SEV-Direktor Rudi Rienzner wirft der Landesregierung vor, in Rom nicht genug für die Wasserkraft-Förderung getan zu haben. Landesrat Richard Theiner kontert entschieden.
Mühlrad
Foto: Südtirolfoto/Udo Bernhart

“Der Landesrat hat resigniert.” Zu einem anderen Schluss kommt Rudi Rienzner nicht. Am Donnerstag findet in Rom der Showdown in einer Sache statt, die sich in den vergangenen Monaten abseits der breiten Öffentlichkeit abgespielt hat. Und trotzdem oder gerade deshalb nun für einen Schlagabtausch zwischen Rudi Rienzner und Richard Theiner sorgt.
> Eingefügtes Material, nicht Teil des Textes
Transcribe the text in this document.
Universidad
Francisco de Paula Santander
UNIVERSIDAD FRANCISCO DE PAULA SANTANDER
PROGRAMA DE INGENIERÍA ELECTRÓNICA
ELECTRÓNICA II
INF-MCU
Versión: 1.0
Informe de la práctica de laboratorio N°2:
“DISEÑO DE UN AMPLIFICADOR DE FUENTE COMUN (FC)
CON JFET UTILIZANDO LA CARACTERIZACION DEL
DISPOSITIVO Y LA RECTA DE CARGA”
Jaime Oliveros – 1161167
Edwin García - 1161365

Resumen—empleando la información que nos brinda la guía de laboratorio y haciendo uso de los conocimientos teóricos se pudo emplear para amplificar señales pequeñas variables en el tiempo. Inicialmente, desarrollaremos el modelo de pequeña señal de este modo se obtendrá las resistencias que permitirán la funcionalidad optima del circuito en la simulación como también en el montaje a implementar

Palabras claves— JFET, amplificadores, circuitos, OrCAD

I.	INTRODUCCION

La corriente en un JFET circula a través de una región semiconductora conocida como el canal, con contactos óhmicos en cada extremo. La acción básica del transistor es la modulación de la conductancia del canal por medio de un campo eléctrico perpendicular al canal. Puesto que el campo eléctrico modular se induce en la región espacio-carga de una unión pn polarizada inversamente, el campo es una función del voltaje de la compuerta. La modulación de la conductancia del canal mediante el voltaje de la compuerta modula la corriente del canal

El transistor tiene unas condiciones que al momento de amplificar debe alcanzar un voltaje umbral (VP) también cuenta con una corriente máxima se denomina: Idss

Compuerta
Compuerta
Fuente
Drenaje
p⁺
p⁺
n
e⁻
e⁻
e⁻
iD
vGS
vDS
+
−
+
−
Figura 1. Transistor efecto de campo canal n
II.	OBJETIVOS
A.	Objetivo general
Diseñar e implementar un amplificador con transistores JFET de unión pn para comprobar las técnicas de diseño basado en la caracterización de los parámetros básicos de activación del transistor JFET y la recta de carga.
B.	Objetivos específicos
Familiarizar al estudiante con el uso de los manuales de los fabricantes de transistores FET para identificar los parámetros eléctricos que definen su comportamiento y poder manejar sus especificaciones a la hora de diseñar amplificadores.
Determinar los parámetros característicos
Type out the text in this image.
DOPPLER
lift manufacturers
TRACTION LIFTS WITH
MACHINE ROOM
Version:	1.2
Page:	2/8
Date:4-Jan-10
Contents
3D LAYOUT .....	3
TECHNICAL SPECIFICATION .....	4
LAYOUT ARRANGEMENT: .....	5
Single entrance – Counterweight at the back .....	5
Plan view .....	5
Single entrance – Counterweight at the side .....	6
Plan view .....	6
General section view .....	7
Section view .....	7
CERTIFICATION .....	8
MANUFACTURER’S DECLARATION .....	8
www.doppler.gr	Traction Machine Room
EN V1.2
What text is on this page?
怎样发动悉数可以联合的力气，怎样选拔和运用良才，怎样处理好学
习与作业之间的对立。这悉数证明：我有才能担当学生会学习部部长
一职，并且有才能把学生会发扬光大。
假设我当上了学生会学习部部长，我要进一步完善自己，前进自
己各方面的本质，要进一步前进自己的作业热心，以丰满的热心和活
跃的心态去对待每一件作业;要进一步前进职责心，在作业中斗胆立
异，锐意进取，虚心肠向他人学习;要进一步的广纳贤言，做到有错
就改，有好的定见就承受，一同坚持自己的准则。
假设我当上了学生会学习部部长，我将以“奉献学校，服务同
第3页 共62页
Der Landesrat nämlich sagt: “So sehr ich – und das möchte ich betonen – Herrn Rienzner fachlich schätze, so wenig Ahnung scheint er von Politik zu haben.”

 

Ungehörte Forderungen

Es geht um das staatliche Dekret zur Förderung erneuerbarer Energien (“decreto FER”). Wie berichtet, will die Regierung in Rom die staatlichen Beiträge für die Wasserkraft für die Förderperiode 2019-2021 stark beschneiden. Für Wasserkraftwerke mit einer jährlichen mittleren Nennleistung unter 1 Megawatt gehen die Fördermittel um 85 Prozent zurück. In Südtirol sind von den Einschnitten über 800 kleine und mittlere Kraftwerke betroffen – aber auch einige neue, die bereits konzessioniert sind und  ohne entsprechende Förderung kaum umgesetzt werden können. “Erneuerbare Energien brauchen Förderungen, um realisiert werden zu können”, unterstreicht Rudi Rienzner. Als Direktor des Südtiroler Energieverbandes versucht er gemeinsam mit anderen Interessenverbänden seit Monaten, die Regierung in Rom zum Umdenken zu bewegen. Erfolglos. Bevor das “decreto FER” nach dem Durchwinken in der Staat-Regionen-Konferenz vergangene Woche am heutigen Donnerstag zur Behandlung in die Vereinte Konferenz kommt, übt Rienzner Kritik an der Landesregierung – und Energielandesrat Richard Theiner.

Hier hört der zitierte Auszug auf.